Ouvrir le marché du commerce numérique
Le commerce en ligne est également sur le tapis. Des infrastructures réseaux, jusqu’à la livraison de coli, la Commission européenne entend ouvrir réellement le marché du commerce en ligne. Et mettre fin au « blocage géographique ». Cette pratique fréquemment utilisée par les acteurs du e-commerce pour empêcher l’accès à un site de vente en ligne en fonction de la localisation du consommateur s’illustre pour l’utilisateur par la mention « Ce contenu n’est pas accessible dans votre pays ». Elle permet de mettre en place des tarifs différents en fonction d’un pays donné. Une pratique que l’Union européenne entend combattre. Le tout dans l’optique d’harmoniser les contrats de vente en ligne et les règles de protection des consommateurs dans l’optique de rééquilibrer le marché en s’attaquant de front aux pratiques anticoncurrentielles. Une enquête vient d’ailleurs d’être lancée sur le sujet.
La question des droits d’auteurs
Profiter de son catalogue de VOD (Vidéos à la demande) dans toute l’Europe. C’est l’un des points les plus sensibles du projet mais aussi une ambition pour Bruxelles. Longtemps, les ayants droit se sont levés contre la réforme du droit d’auteur. Ils craignaient alors la remise en cause du principe de territorialité, qui leur permet de commercialiser leurs droits pays par pays. Les commissaires ont souhaité « élargir l’accès en ligne aux oeuvres dans l’ensemble de l’Union européenne » comme l’indique Günther Oettinger, commissaire en charge de l’économie et de la société numérique.
Bruxelles aimerait concrètement que les usagers du Web européen puissent pouvoir profiter et bénéficier des films et musiques ou des séries achetées que d’une plateforme dédiée au sein de tous les pays membres. Il en va de même pour les abonnements à un bouquet de chaines télévisées, comme Canal+ par exemple, inaccessible depuis l’étranger. L’épineux dossier du numérique c’est avant tout la protection des données. Une question sur laquelle les Etats membres nourrissent de sérieuses divergences sur sa mise en place.
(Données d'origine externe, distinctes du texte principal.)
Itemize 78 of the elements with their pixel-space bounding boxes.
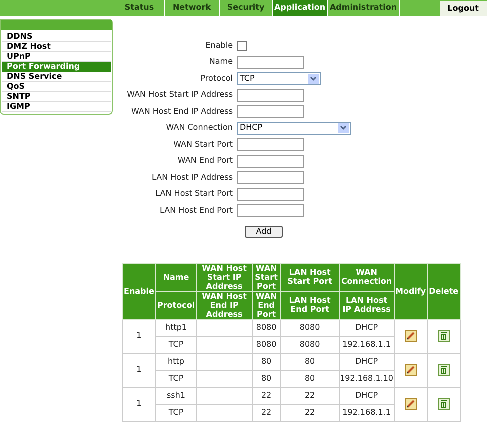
text-field[interactable] — [237, 88, 304, 102]
table-cell: 1 — [122, 319, 156, 353]
enable-checkbox[interactable] — [237, 40, 247, 51]
table-cell: 22 — [252, 404, 281, 421]
table-cell: DHCP — [340, 387, 394, 404]
sidebar-item[interactable]: DNS Service — [2, 72, 111, 82]
sidebar-item[interactable]: DDNS — [2, 32, 111, 42]
table-cell: DHCP — [340, 353, 394, 370]
sidebar-item[interactable]: SNTP — [2, 92, 111, 102]
text-field[interactable] — [237, 105, 304, 118]
field-label: WAN End Port — [176, 155, 234, 168]
column-header: Enable — [122, 263, 156, 319]
column-header: WAN Start Port — [252, 263, 281, 291]
text-field[interactable] — [237, 56, 304, 69]
column-header: LAN Host End Port — [280, 291, 340, 319]
field-label: Enable — [204, 40, 234, 52]
table-cell: http — [156, 353, 197, 370]
column-header: LAN Host IP Address — [340, 291, 394, 319]
table-cell: 22 — [280, 387, 340, 404]
column-header: LAN Host Start Port — [280, 263, 340, 291]
edit-icon[interactable] — [404, 398, 417, 410]
select-field[interactable]: DHCP — [237, 122, 351, 135]
field-label: LAN Host IP Address — [151, 172, 234, 184]
table-cell: http1 — [156, 319, 197, 336]
text-field[interactable] — [237, 138, 304, 152]
nav-tab[interactable]: Administration — [328, 0, 400, 16]
column-header: WAN Host End IP Address — [196, 291, 253, 319]
logout-button[interactable]: Logout — [440, 1, 487, 16]
table-cell: TCP — [156, 370, 197, 387]
table-cell: 22 — [252, 387, 281, 404]
sidebar-item[interactable]: Port Forwarding — [2, 62, 111, 72]
column-header: WAN Connection — [340, 263, 394, 291]
table-cell: 8080 — [252, 336, 281, 353]
text-field[interactable] — [237, 204, 304, 218]
nav-tab[interactable]: Application — [273, 0, 328, 16]
table-cell: 8080 — [252, 319, 281, 336]
text-field[interactable] — [237, 171, 304, 184]
table-cell: ssh1 — [156, 387, 197, 404]
trash-icon[interactable] — [438, 330, 450, 342]
column-header: Name — [156, 263, 197, 291]
field-label: LAN Host End Port — [158, 204, 234, 217]
table-cell: 8080 — [280, 336, 340, 353]
dropdown-arrow-icon — [308, 74, 319, 84]
trash-icon[interactable] — [438, 398, 450, 410]
select-field[interactable]: TCP — [237, 72, 321, 86]
field-label: LAN Host Start Port — [154, 188, 234, 200]
field-label: Name — [208, 56, 234, 68]
table-cell: 8080 — [280, 319, 340, 336]
table-cell: 80 — [252, 370, 281, 387]
sidebar-item[interactable]: DMZ Host — [2, 42, 111, 52]
table-cell: 1 — [122, 387, 156, 421]
column-header: WAN Host Start IP Address — [196, 263, 253, 291]
field-label: WAN Start Port — [172, 138, 234, 151]
field-label: WAN Connection — [165, 122, 234, 134]
table-cell: 1 — [122, 353, 156, 387]
trash-icon[interactable] — [438, 364, 450, 376]
dropdown-arrow-icon — [338, 123, 349, 134]
field-label: Protocol — [200, 72, 234, 85]
text-field[interactable] — [237, 154, 304, 168]
table-cell: 22 — [280, 404, 340, 421]
column-header: Modify — [394, 263, 428, 319]
table-cell: DHCP — [340, 319, 394, 336]
sidebar-item[interactable]: QoS — [2, 82, 111, 92]
edit-icon[interactable] — [404, 364, 417, 376]
add-button[interactable]: Add — [245, 226, 283, 238]
field-label: WAN Host Start IP Address — [126, 89, 234, 102]
column-header: Delete — [428, 263, 460, 319]
field-label: WAN Host End IP Address — [130, 106, 234, 118]
edit-icon[interactable] — [404, 330, 417, 342]
table-cell: 80 — [280, 370, 340, 387]
table-cell: 80 — [252, 353, 281, 370]
text-field[interactable] — [237, 188, 304, 201]
table-cell: TCP — [156, 404, 197, 421]
column-header: Protocol — [156, 291, 197, 319]
table-cell: 80 — [280, 353, 340, 370]
column-header: WAN End Port — [252, 291, 281, 319]
sidebar-item[interactable]: IGMP — [2, 102, 111, 112]
table-cell: TCP — [156, 336, 197, 353]
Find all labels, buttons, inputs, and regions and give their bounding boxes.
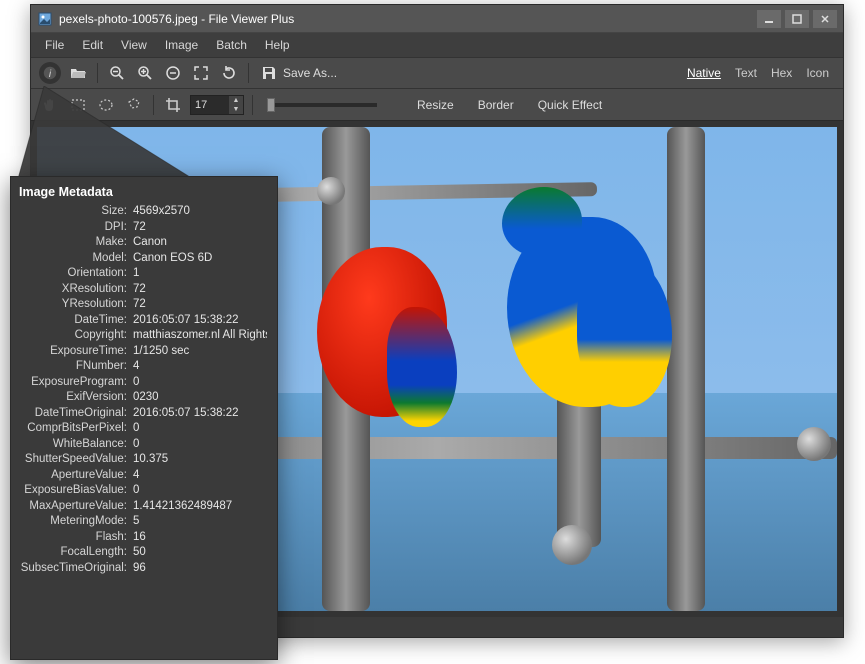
menu-help[interactable]: Help (257, 36, 298, 54)
action-border[interactable]: Border (470, 96, 522, 114)
menu-file[interactable]: File (37, 36, 72, 54)
meta-value: 2016:05:07 15:38:22 (133, 314, 267, 326)
zoom-slider[interactable] (267, 103, 377, 107)
meta-key: ComprBitsPerPixel: (19, 422, 127, 434)
meta-value: 16 (133, 531, 267, 543)
meta-value: 0 (133, 376, 267, 388)
toolbar-separator (97, 63, 98, 83)
marquee-rect-icon[interactable] (67, 94, 89, 116)
meta-value: 72 (133, 283, 267, 295)
metadata-list: Size: 4569x2570 DPI: 72 Make: Canon Model: Cano… (19, 205, 267, 574)
open-folder-icon[interactable] (67, 62, 89, 84)
hand-tool-icon[interactable] (39, 94, 61, 116)
meta-key: WhiteBalance: (19, 438, 127, 450)
meta-key: ExifVersion: (19, 391, 127, 403)
meta-value: 1/1250 sec (133, 345, 267, 357)
action-quick-effect[interactable]: Quick Effect (530, 96, 610, 114)
meta-value: Canon (133, 236, 267, 248)
crop-icon[interactable] (162, 94, 184, 116)
stepper-up-icon[interactable]: ▲ (229, 96, 243, 105)
meta-key: MeteringMode: (19, 515, 127, 527)
toolbar-separator (248, 63, 249, 83)
meta-key: FocalLength: (19, 546, 127, 558)
meta-key: ExposureBiasValue: (19, 484, 127, 496)
toolbar-separator (252, 95, 253, 115)
minimize-button[interactable] (757, 10, 781, 28)
meta-key: ShutterSpeedValue: (19, 453, 127, 465)
zoom-out-icon[interactable] (106, 62, 128, 84)
meta-value: 50 (133, 546, 267, 558)
view-mode-tabs: NativeTextHexIcon (681, 64, 835, 82)
maximize-button[interactable] (785, 10, 809, 28)
lasso-icon[interactable] (123, 94, 145, 116)
menu-view[interactable]: View (113, 36, 155, 54)
meta-key: DateTime: (19, 314, 127, 326)
zoom-reset-icon[interactable] (162, 62, 184, 84)
view-mode-native[interactable]: Native (681, 64, 727, 82)
metadata-heading: Image Metadata (19, 185, 267, 199)
menu-batch[interactable]: Batch (208, 36, 255, 54)
action-resize[interactable]: Resize (409, 96, 462, 114)
marquee-ellipse-icon[interactable] (95, 94, 117, 116)
meta-value: 10.375 (133, 453, 267, 465)
window-title: pexels-photo-100576.jpeg - File Viewer P… (59, 12, 757, 26)
meta-key: Copyright: (19, 329, 127, 341)
menu-edit[interactable]: Edit (74, 36, 111, 54)
zoom-in-icon[interactable] (134, 62, 156, 84)
toolbar-image: ▲ ▼ Resize Border Quick Effect (31, 89, 843, 121)
view-mode-icon[interactable]: Icon (800, 64, 835, 82)
zoom-slider-thumb[interactable] (267, 98, 275, 112)
toolbar-main: i Save As... NativeTextHexIcon (31, 57, 843, 89)
metadata-panel: Image Metadata Size: 4569x2570 DPI: 72 Make:… (10, 176, 278, 660)
meta-value: Canon EOS 6D (133, 252, 267, 264)
view-mode-text[interactable]: Text (729, 64, 763, 82)
view-mode-hex[interactable]: Hex (765, 64, 798, 82)
meta-key: Size: (19, 205, 127, 217)
meta-value: 4 (133, 469, 267, 481)
meta-key: Make: (19, 236, 127, 248)
meta-value: 0230 (133, 391, 267, 403)
meta-key: Flash: (19, 531, 127, 543)
crop-size-stepper[interactable]: ▲ ▼ (190, 95, 244, 115)
meta-key: DateTimeOriginal: (19, 407, 127, 419)
meta-value: 4569x2570 (133, 205, 267, 217)
meta-value: 0 (133, 484, 267, 496)
meta-key: Model: (19, 252, 127, 264)
stepper-down-icon[interactable]: ▼ (229, 105, 243, 114)
meta-key: FNumber: (19, 360, 127, 372)
fullscreen-icon[interactable] (190, 62, 212, 84)
meta-value: 5 (133, 515, 267, 527)
meta-value: 1.41421362489487 (133, 500, 267, 512)
meta-key: ExposureProgram: (19, 376, 127, 388)
meta-value: matthiaszomer.nl All Rights Res (133, 329, 267, 341)
titlebar: pexels-photo-100576.jpeg - File Viewer P… (31, 5, 843, 33)
meta-key: ExposureTime: (19, 345, 127, 357)
meta-value: 72 (133, 298, 267, 310)
app-icon (37, 11, 53, 27)
menubar: FileEditViewImageBatchHelp (31, 33, 843, 57)
close-button[interactable] (813, 10, 837, 28)
toolbar-separator (153, 95, 154, 115)
meta-key: YResolution: (19, 298, 127, 310)
meta-key: DPI: (19, 221, 127, 233)
meta-key: ApertureValue: (19, 469, 127, 481)
meta-key: Orientation: (19, 267, 127, 279)
meta-key: SubsecTimeOriginal: (19, 562, 127, 574)
info-icon[interactable]: i (39, 62, 61, 84)
meta-value: 1 (133, 267, 267, 279)
meta-value: 72 (133, 221, 267, 233)
meta-value: 0 (133, 422, 267, 434)
meta-value: 96 (133, 562, 267, 574)
meta-value: 2016:05:07 15:38:22 (133, 407, 267, 419)
rotate-icon[interactable] (218, 62, 240, 84)
menu-image[interactable]: Image (157, 36, 206, 54)
meta-key: MaxApertureValue: (19, 500, 127, 512)
window-controls (757, 10, 837, 28)
save-as-button[interactable]: Save As... (257, 63, 341, 83)
meta-key: XResolution: (19, 283, 127, 295)
meta-value: 4 (133, 360, 267, 372)
meta-value: 0 (133, 438, 267, 450)
save-icon (261, 65, 277, 81)
save-as-label: Save As... (283, 66, 337, 80)
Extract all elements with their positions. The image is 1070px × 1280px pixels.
D’un côté la France et l’Allemagne souhaiteraient que les géants du Net dont Facebook, Google, Amazon, Apple, etc, ne soient plus considérés comme de simples hébergeurs mais comme de véritables éditeurs les rendant responsables des contenus hébergés sur leurs sites. Tandis que l’Irlande et les Pays-Bas n’ont pas forcément intérêt à ce que la législation change. Ils accueillent en effet bien volontiers ces firmes, moyennant une fiscalité aménagée et avantageuse.